An ill-advised state law mandates a hunt, but the quota could be one.

So, what did the board do? They voted for a harvest goal of 300.

To make matters even more infuriating, this likely only happened because board chair Fred Prehn remains in his seat illegally. Prehn’s term expired on May 1st, but he refuses to move on until his successor is approved by the Senate, which could happen never, since Republicans control that body and Prehn was an appointee of Gov. Scott Walker while his replacement was appointed by Gov. Tony Evers.

It’s not clear to me why Attorney General Josh Kaul hasn’t moved to oust Prehn. If a fire needed to be lit under Kaul, this should have been it.

With Prehn replaced, Evers would have a 4-3 majority on the board and you would think that an Evers appointed majority would respect the professional staff recommendation. But you might be wrong. Evers’ latest appointment, Sharon Adams, voted with the Walker appointees. It could be that she only did that so that she could be in the majority, which would give her the right to move for reconsideration later. But I’m not sure.

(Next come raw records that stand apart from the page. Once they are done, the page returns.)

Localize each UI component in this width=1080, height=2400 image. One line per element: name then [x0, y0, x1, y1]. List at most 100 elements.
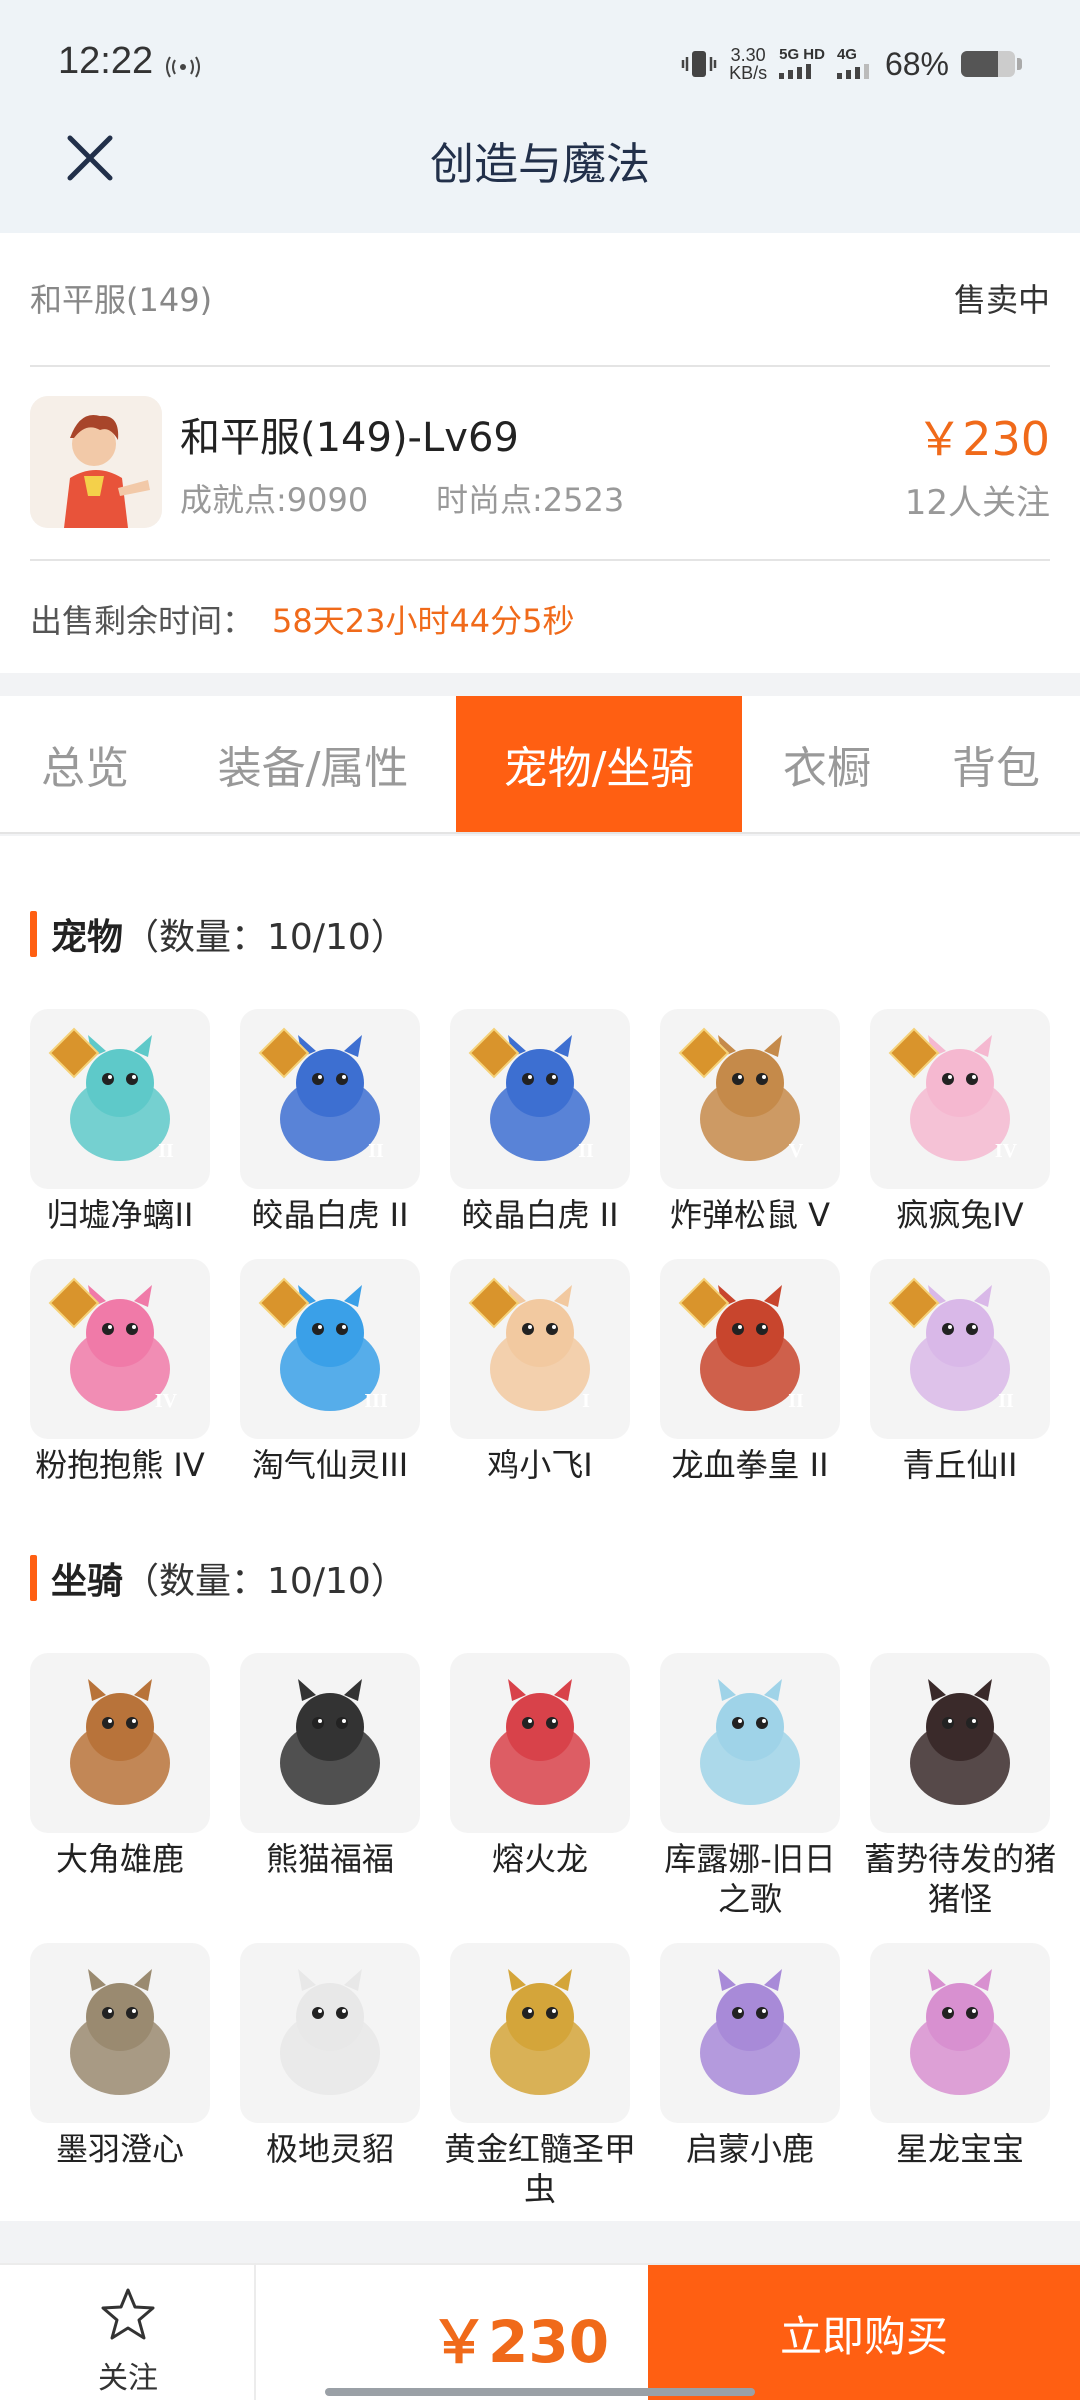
net-type-5g: 5G HD: [779, 46, 825, 83]
creature-image: [910, 1679, 1010, 1805]
item-label: 粉抱抱熊 IV: [35, 1446, 205, 1484]
follow-label: 关注: [98, 2361, 158, 2396]
mount-item[interactable]: 大角雄鹿: [30, 1653, 210, 1879]
creature-image: [490, 1969, 590, 2095]
divider: [30, 365, 1050, 367]
home-indicator: [325, 2388, 755, 2396]
item-label: 极地灵貂: [265, 2130, 394, 2168]
sale-status: 售卖中: [953, 281, 1050, 319]
rank-badge-icon: [888, 1277, 940, 1329]
signal-icon: [779, 63, 812, 79]
rank-badge-icon: [468, 1277, 520, 1329]
mounts-title: 坐骑: [51, 1561, 124, 1602]
star-icon: [101, 2288, 155, 2340]
creature-image: [700, 1679, 800, 1805]
item-label: 星龙宝宝: [895, 2130, 1024, 2168]
mount-item[interactable]: 熔火龙: [450, 1653, 630, 1879]
pet-item[interactable]: II 皎晶白虎 II: [450, 1009, 630, 1235]
item-label: 炸弹松鼠 V: [669, 1196, 831, 1234]
signal-icon-2: [836, 63, 869, 79]
rank-text: IV: [994, 1140, 1018, 1162]
item-label: 蓄势待发的猪猪怪: [863, 1840, 1056, 1918]
bottom-price: ￥230: [430, 2308, 610, 2376]
mount-item[interactable]: 启蒙小鹿: [660, 1943, 840, 2169]
pet-item[interactable]: IV 疯疯兔IV: [870, 1009, 1050, 1235]
divider: [30, 559, 1050, 561]
item-thumbnail: III: [240, 1259, 420, 1439]
item-thumbnail: I: [450, 1259, 630, 1439]
buy-now-button[interactable]: 立即购买: [648, 2265, 1080, 2400]
item-label: 鸡小飞I: [487, 1446, 593, 1484]
pet-item[interactable]: II 青丘仙II: [870, 1259, 1050, 1485]
item-label: 皎晶白虎 II: [251, 1196, 409, 1234]
item-thumbnail: [30, 1653, 210, 1833]
mounts-section-title: 坐骑 （数量：10/10）: [30, 1554, 407, 1602]
pets-title: 宠物: [51, 917, 124, 958]
item-thumbnail: [240, 1653, 420, 1833]
tab-equipment[interactable]: 装备/属性: [170, 696, 456, 832]
mount-item[interactable]: 库露娜-旧日之歌: [660, 1653, 840, 1919]
item-label: 库露娜-旧日之歌: [664, 1840, 836, 1918]
pet-item[interactable]: V 炸弹松鼠 V: [660, 1009, 840, 1235]
pet-item[interactable]: II 皎晶白虎 II: [240, 1009, 420, 1235]
rank-text: II: [158, 1140, 174, 1162]
battery-percent: 68%: [884, 45, 949, 82]
creature-image: [700, 1969, 800, 2095]
page-title: 创造与魔法: [430, 139, 650, 190]
pet-item[interactable]: II 归墟净螭II: [30, 1009, 210, 1235]
creature-image: [280, 1969, 380, 2095]
net-speed-unit: KB/s: [729, 63, 768, 83]
pets-mounts-content: 宠物 （数量：10/10） II 归墟净螭II II 皎晶白虎 II II 皎晶白虎 II…: [0, 836, 1080, 2221]
item-label: 皎晶白虎 II: [461, 1196, 619, 1234]
pet-item[interactable]: I 鸡小飞I: [450, 1259, 630, 1485]
avatar-image: [30, 396, 162, 528]
tab-pets-mounts[interactable]: 宠物/坐骑: [456, 696, 742, 832]
rank-badge-icon: [678, 1277, 730, 1329]
status-bar: 12:22 3.30 KB/s 5G HD 4G 68%: [0, 0, 1080, 130]
follow-button[interactable]: 关注: [0, 2265, 256, 2400]
item-thumbnail: IV: [30, 1259, 210, 1439]
net-type-4g: 4G: [836, 46, 873, 83]
mounts-count: （数量：10/10）: [123, 1561, 407, 1602]
item-thumbnail: II: [870, 1259, 1050, 1439]
mount-item[interactable]: 星龙宝宝: [870, 1943, 1050, 2169]
item-thumbnail: V: [660, 1009, 840, 1189]
rank-text: III: [364, 1390, 388, 1412]
top-bar: 12:22 3.30 KB/s 5G HD 4G 68% 创造与魔法: [0, 0, 1080, 233]
mount-item[interactable]: 墨羽澄心: [30, 1943, 210, 2169]
rank-text: V: [788, 1140, 804, 1162]
net-speed-value: 3.30: [730, 45, 766, 65]
rank-badge-icon: [48, 1277, 100, 1329]
pet-item[interactable]: IV 粉抱抱熊 IV: [30, 1259, 210, 1485]
item-label: 熊猫福福: [265, 1840, 394, 1878]
pet-item[interactable]: II 龙血拳皇 II: [660, 1259, 840, 1485]
item-thumbnail: [660, 1653, 840, 1833]
section-accent-bar: [30, 911, 37, 957]
mount-item[interactable]: 黄金红髓圣甲虫: [444, 1943, 636, 2209]
mount-item[interactable]: 极地灵貂: [240, 1943, 420, 2169]
creature-image: [280, 1679, 380, 1805]
character-avatar: [30, 396, 162, 528]
item-thumbnail: [30, 1943, 210, 2123]
item-thumbnail: II: [30, 1009, 210, 1189]
tab-wardrobe[interactable]: 衣橱: [742, 696, 912, 832]
tab-backpack[interactable]: 背包: [912, 696, 1080, 832]
rank-text: II: [578, 1140, 594, 1162]
timer-label: 出售剩余时间：: [30, 602, 255, 640]
battery-fill: [961, 51, 998, 77]
listing-price: ￥230: [916, 412, 1050, 466]
rank-badge-icon: [888, 1027, 940, 1079]
tab-overview[interactable]: 总览: [0, 696, 170, 832]
item-label: 启蒙小鹿: [685, 2130, 814, 2168]
status-right: 3.30 KB/s 5G HD 4G 68%: [681, 44, 1022, 84]
item-thumbnail: IV: [870, 1009, 1050, 1189]
item-label: 大角雄鹿: [55, 1840, 184, 1878]
rank-text: I: [582, 1390, 590, 1412]
mount-item[interactable]: 熊猫福福: [240, 1653, 420, 1879]
creature-image: [70, 1679, 170, 1805]
rank-badge-icon: [258, 1027, 310, 1079]
battery-tip: [1017, 58, 1022, 70]
mount-item[interactable]: 蓄势待发的猪猪怪: [864, 1653, 1056, 1919]
pet-item[interactable]: III 淘气仙灵III: [240, 1259, 420, 1485]
section-accent-bar: [30, 1555, 37, 1601]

All of which brings me back to my suggested protest. What if people opposed to the hunt applied for a license this fall? Then, if we were selected, we would simply do what the state’s Native American tribes do with their share of the quota — nothing. Simply sit on a license. The money we spent for the application and license would be modest and it would go to wildlife management, so it’s a good cause anyway.

And to make our point even more loudly, maybe we could get together and burn them on the steps of the DNR building. It would be a green fire.

Welcome to the 176th day of consecutive posts here at YSDA. Thanks for reading!